Leider! sagten sich die Untertanen.

»Aber nachher – sofort. Ich möchte doch die letzten Jahre in Frieden leben, und dann, ich sage mir auch, es hilft nichts, man muß jungen Kräften Platz machen.«

Die Zuhörer hätten am liebsten Beifall geklatscht, aber sie schwiegen bedauernd.

Nun strömte die Lokomotive wie in hellem Jauchzen allen Dampf aus, den sie sich angeheizt hatte, ein Pfeifen und Blasen begann, und ein Wagen nach dem andern bekam einen jähen Ruck.

Den Präsidenten warf es fast zurück. Da er jetzt die reinste Fröhlichkeit in den Gesichtern seiner Untergebenen aufleuchten sah, rief er ärgerlich: »Adieu, meine Herren, morgen kommt vielleicht doch der Donner!«

Der Zug rollte fort, und die Herren blickten einander verdutzt an.
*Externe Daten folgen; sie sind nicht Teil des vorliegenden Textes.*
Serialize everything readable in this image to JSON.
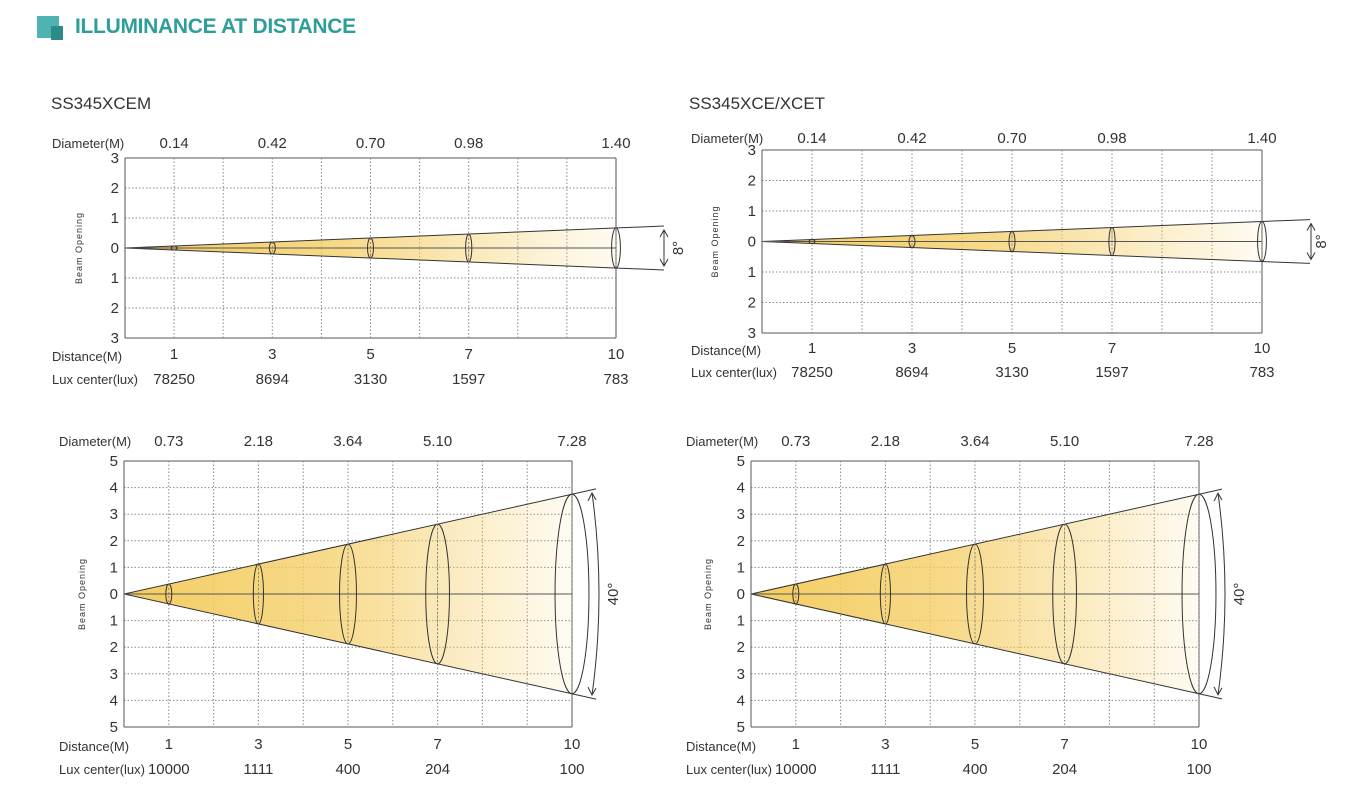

»Was hat er gesagt?« fragte der Rat.

»Ich hab's auch nicht verstanden,« erwiderte der Richter. Ihm lag nichts an der Drohung eines Vorgesetzten. Die hatten immer zu donnern. Gewitter, die in den Lüften verpufften. Es schlug zum Glück nicht jeder Blitz ein und der Donner schon gar nicht.

Als die Herren ins Schloß zurückkehrten, fanden sie die reumütigen Flüchtlinge um Verzeihung und um Einlaß flehend vor dem Tor.

»Verfluchte Bagage!« knurrte der Richter.

Der Rat aber erteilte eine allgemeine Amnestie und sank erschöpft auf seinen kurulischen Stuhl.

Züngel trieb die Ausbrecher schimpfend in ihre Zellen.